Depuración de importados: 9 foráneos salen de lista… pero no regresan

Nueve extranjeros salen de la lista restrictiva sin retorno inmediato y el efecto se siente en rotaciones y bancos: diciembre obliga a reajustar rápido.

Posted by Redacción Meridiano on 13 de diciembre de 2025

En diciembre, la LVBP siempre tiene un segundo juego que no sale en el boxscore: el de las decisiones de roster. Y este 13 de diciembre trajo una señal clara de “cierre de capítulo” para varios clubes: nueve importados egresaron de la lista restrictiva de 10 días, pero no tienen regreso en el radar inmediato. En una liga donde los extranjeros suelen ser el pegamento de la rotación, el brazo de alto apalancamiento o el bate de equilibrio, esa depuración no es un trámite administrativo: es una reconfiguración de roles.

La coincidencia con la fecha bisagra del calendario —cuando el margen para maniobrar con la cuota de importados se vuelve más estrecho— hace que el movimiento se sienta doblemente pesado. No es solo “sale de lista”; es “sale de lista… y te obliga a resolver ya”.

Los nueve nombres y el equipo que deben reajustar

El listado es amplio y toca a media liga. Cardenales de Lara pierde la opción de contar con el inicialista Rangel Ravelo, una pieza que por perfil suele ser ancla de alineación o bate de contexto. Águilas del Zulia, por su parte, queda sin tres brazos importados: Matt Solter, Ethan Lindow y Dovydas Neverauskas, un golpe directo a la profundidad del pitcheo cuando el calendario aprieta.

En Caribes de Anzoátegui la baja es el lanzador Alex Valverde; en Tigres de Aragua, el derecho Collin Wiles; en Leones del Caracas, el pitcher JC Keys; y en Navegantes del Magallanes se van dos nombres que normalmente apuntan a innings de valor: Keyshawn Askew y Connor Sadzeck.

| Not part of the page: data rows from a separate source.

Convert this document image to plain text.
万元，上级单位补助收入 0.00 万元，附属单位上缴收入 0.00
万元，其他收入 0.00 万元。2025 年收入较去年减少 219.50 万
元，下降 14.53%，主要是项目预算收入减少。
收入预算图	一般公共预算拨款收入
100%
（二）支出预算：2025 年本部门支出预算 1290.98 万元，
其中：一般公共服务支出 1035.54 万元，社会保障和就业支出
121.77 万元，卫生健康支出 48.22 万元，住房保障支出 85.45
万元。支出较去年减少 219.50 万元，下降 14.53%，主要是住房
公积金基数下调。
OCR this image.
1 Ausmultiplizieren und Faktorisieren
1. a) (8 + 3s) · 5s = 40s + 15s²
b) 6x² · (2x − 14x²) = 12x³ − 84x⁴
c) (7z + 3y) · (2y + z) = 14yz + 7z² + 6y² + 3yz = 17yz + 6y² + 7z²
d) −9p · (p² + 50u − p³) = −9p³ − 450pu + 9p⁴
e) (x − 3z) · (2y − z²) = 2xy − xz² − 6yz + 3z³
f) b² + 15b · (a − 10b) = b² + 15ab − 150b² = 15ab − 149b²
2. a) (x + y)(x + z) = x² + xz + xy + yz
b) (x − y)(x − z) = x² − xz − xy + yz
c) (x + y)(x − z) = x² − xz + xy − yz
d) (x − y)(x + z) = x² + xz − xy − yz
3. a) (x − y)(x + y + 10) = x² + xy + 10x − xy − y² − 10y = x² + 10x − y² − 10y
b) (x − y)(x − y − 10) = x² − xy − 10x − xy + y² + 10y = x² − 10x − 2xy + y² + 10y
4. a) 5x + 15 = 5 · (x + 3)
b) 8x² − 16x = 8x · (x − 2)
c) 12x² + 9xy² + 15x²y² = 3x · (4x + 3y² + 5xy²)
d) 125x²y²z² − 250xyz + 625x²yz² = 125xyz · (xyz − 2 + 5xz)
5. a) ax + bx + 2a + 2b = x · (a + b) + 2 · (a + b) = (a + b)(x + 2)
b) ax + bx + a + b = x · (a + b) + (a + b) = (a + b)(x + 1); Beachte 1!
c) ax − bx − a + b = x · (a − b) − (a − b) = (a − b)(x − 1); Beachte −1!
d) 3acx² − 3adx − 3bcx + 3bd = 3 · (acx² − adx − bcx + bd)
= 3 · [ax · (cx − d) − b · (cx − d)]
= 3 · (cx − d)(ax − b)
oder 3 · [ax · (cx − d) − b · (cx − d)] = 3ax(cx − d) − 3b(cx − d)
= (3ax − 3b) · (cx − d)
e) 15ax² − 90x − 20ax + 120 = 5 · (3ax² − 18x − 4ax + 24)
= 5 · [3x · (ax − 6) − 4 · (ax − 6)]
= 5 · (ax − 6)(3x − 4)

Nueve cupos, nueve vacíos potenciales. Y en una temporada corta, esos vacíos se notan más porque no hay tiempo para “esperar que llegue el refuerzo ideal”.

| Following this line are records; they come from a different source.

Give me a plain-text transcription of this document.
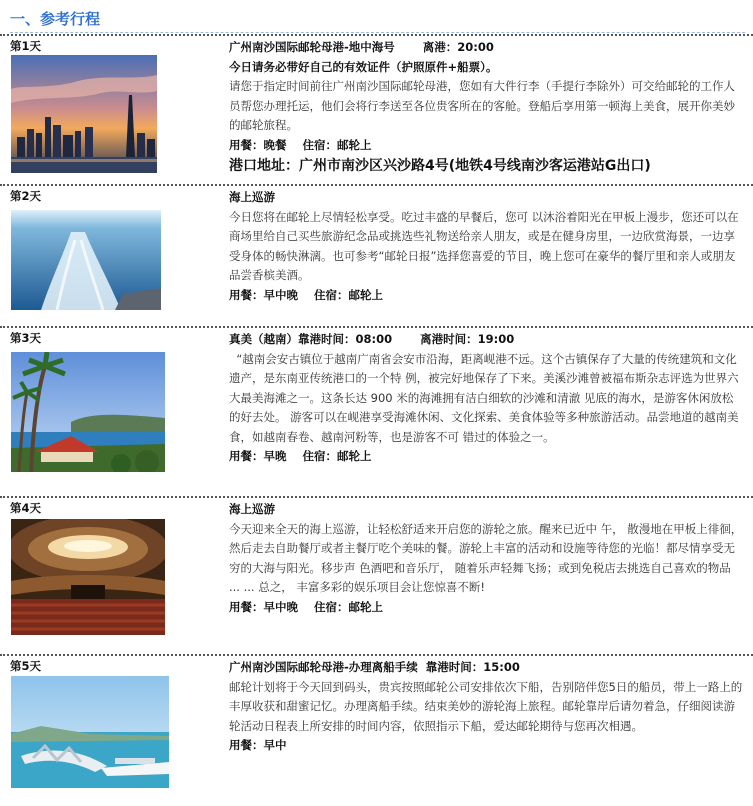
一、参考行程
第1天	广州南沙国际邮轮母港-地中海号 离港：20:00
今日请务必带好自己的有效证件（护照原件+船票）。
请您于指定时间前往广州南沙国际邮轮母港，您如有大件行李（手提行李除外）可交给邮轮的工作人员帮您办理托运，他们会将行李送至各位贵客所在的客舱。登船后享用第一顿海上美食，展开你美妙的邮轮旅程。
用餐：晚餐    住宿：邮轮上
港口地址：广州市南沙区兴沙路4号(地铁4号线南沙客运港站G出口)
第2天	海上巡游
今日您将在邮轮上尽情轻松享受。吃过丰盛的早餐后，您可 以沐浴着阳光在甲板上漫步，您还可以在商场里给自己买些旅游纪念品或挑选些礼物送给亲人朋友，或是在健身房里，一边欣赏海景，一边享受身体的畅快淋漓。也可参考“邮轮日报”选择您喜爱的节目，晚上您可在豪华的餐厅里和亲人或朋友品尝香槟美酒。
用餐：早中晚    住宿：邮轮上
第3天	真美（越南）靠港时间：08:00 离港时间：19:00
“越南会安古镇位于越南广南省会安市沿海，距离岘港不远。这个古镇保存了大量的传统建筑和文化遗产，是东南亚传统港口的一个特 例，被完好地保存了下来。美溪沙滩曾被福布斯杂志评选为世界六大最美海滩之一。这条长达 900 米的海滩拥有洁白细软的沙滩和清澈 见底的海水，是游客休闲放松的好去处。 游客可以在岘港享受海滩休闲、文化探索、美食体验等多种旅游活动。品尝地道的越南美食，如越南春卷、越南河粉等，也是游客不可 错过的体验之一。
用餐：早晚    住宿：邮轮上
第4天	海上巡游
今天迎来全天的海上巡游，让轻松舒适来开启您的游轮之旅。醒来已近中 午， 散漫地在甲板上徘徊， 然后走去自助餐厅或者主餐厅吃个美味的餐。游轮上丰富的活动和设施等待您的光临！都尽情享受无穷的大海与阳光。移步声 色酒吧和音乐厅， 随着乐声轻舞飞扬；或到免税店去挑选自己喜欢的物品 ... ... 总之， 丰富多彩的娱乐项目会让您惊喜不断!
用餐：早中晚    住宿：邮轮上
第5天	广州南沙国际邮轮母港-办理离船手续 靠港时间：15:00
邮轮计划将于今天回到码头，贵宾按照邮轮公司安排依次下船，告别陪伴您5日的船员，带上一路上的丰厚收获和甜蜜记忆。办理离船手续。结束美妙的游轮海上旅程。邮轮靠岸后请勿着急，仔细阅读游轮活动日程表上所安排的时间内容，依照指示下船，爱达邮轮期待与您再次相遇。
用餐：早中
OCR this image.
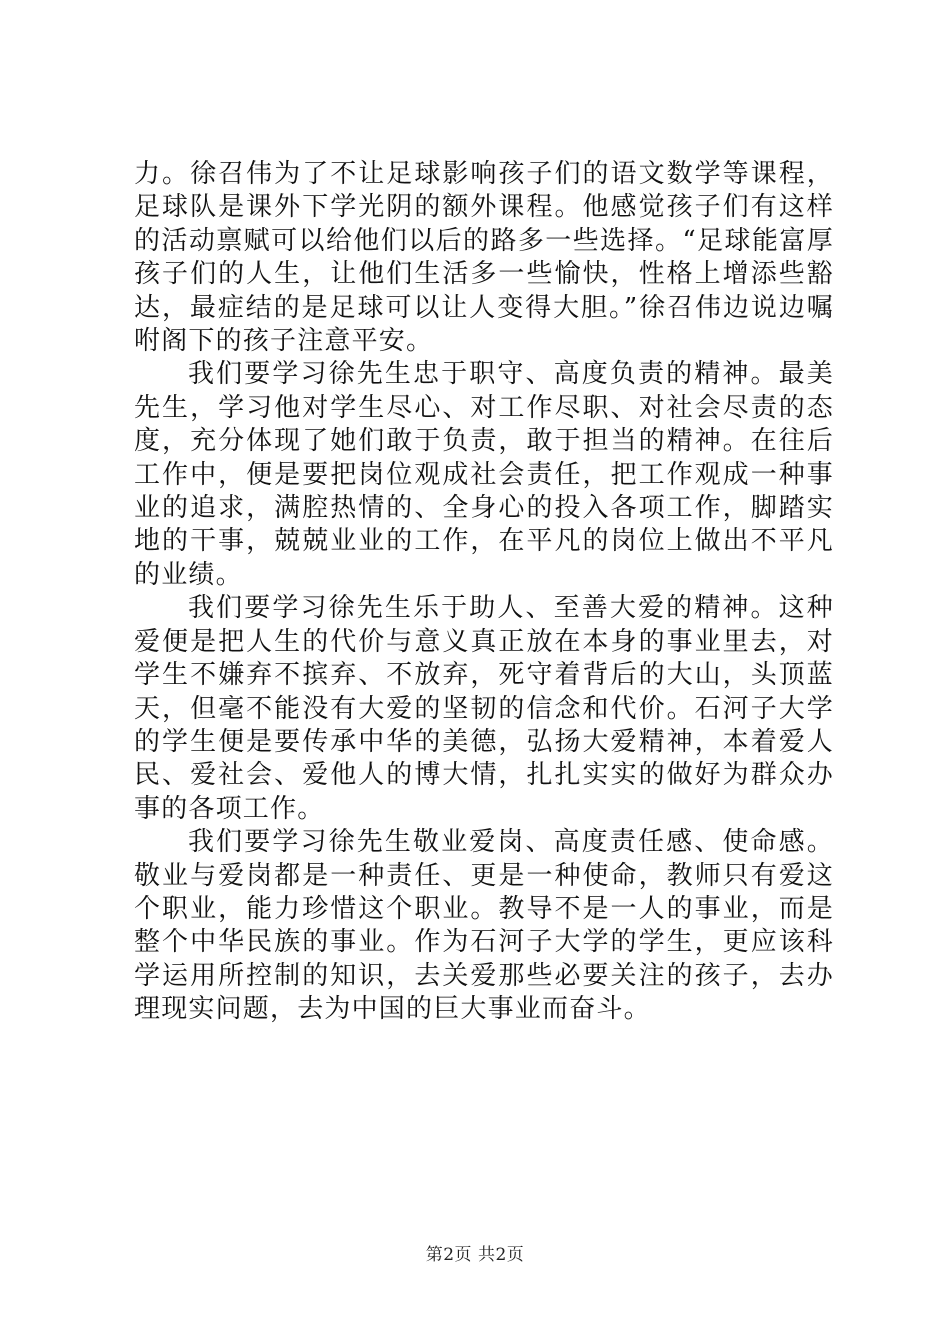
力。徐召伟为了不让足球影响孩子们的语文数学等课程，足球队是课外下学光阴的额外课程。他感觉孩子们有这样的活动禀赋可以给他们以后的路多一些选择。“足球能富厚孩子们的人生，让他们生活多一些愉快，性格上增添些豁达，最症结的是足球可以让人变得大胆。”徐召伟边说边嘱咐阁下的孩子注意平安。

我们要学习徐先生忠于职守、高度负责的精神。最美先生，学习他对学生尽心、对工作尽职、对社会尽责的态度，充分体现了她们敢于负责，敢于担当的精神。在往后工作中，便是要把岗位观成社会责任，把工作观成一种事业的追求，满腔热情的、全身心的投入各项工作，脚踏实地的干事，兢兢业业的工作，在平凡的岗位上做出不平凡的业绩。

我们要学习徐先生乐于助人、至善大爱的精神。这种爱便是把人生的代价与意义真正放在本身的事业里去，对学生不嫌弃不摈弃、不放弃，死守着背后的大山，头顶蓝天，但毫不能没有大爱的坚韧的信念和代价。石河子大学的学生便是要传承中华的美德，弘扬大爱精神，本着爱人民、爱社会、爱他人的博大情，扎扎实实的做好为群众办事的各项工作。

我们要学习徐先生敬业爱岗、高度责任感、使命感。敬业与爱岗都是一种责任、更是一种使命，教师只有爱这个职业，能力珍惜这个职业。教导不是一人的事业，而是整个中华民族的事业。作为石河子大学的学生，更应该科学运用所控制的知识，去关爱那些必要关注的孩子，去办理现实问题，去为中国的巨大事业而奋斗。

第2页 共2页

Lo que significa “no regresan” en el lenguaje de diciembre

Cuando un importado no vuelve tras vencer su tiempo en lista, casi siempre hay una combinación de factores: rendimiento, salud, permisos, o una lectura fría de necesidades (un equipo prioriza abridor y suelta un relevista, o viceversa). El punto beisbolero es este: cada no-regreso obliga a alguien dentro del clubhouse a cambiar de silla. Un relevista criollo pasa a un rol de mayor presión, un abridor local debe estirar innings, o una banca se queda sin el bate que balancea el lineup.

La consecuencia inmediata: cupos que se “congelan” y decisiones que se aceleran

Con la regla del 13/12 marcando menos margen para jugar con una cuota inferior de importados, esta depuración empuja a las gerencias a moverse rápido: sustituir, inscribir o rearmar el plan semanal sin perder competitividad. Porque el béisbol de diciembre no premia la improvisación. Premia al que entiende que el roster también gana juegos, y que a veces el out más importante del día se consigue… en la oficina.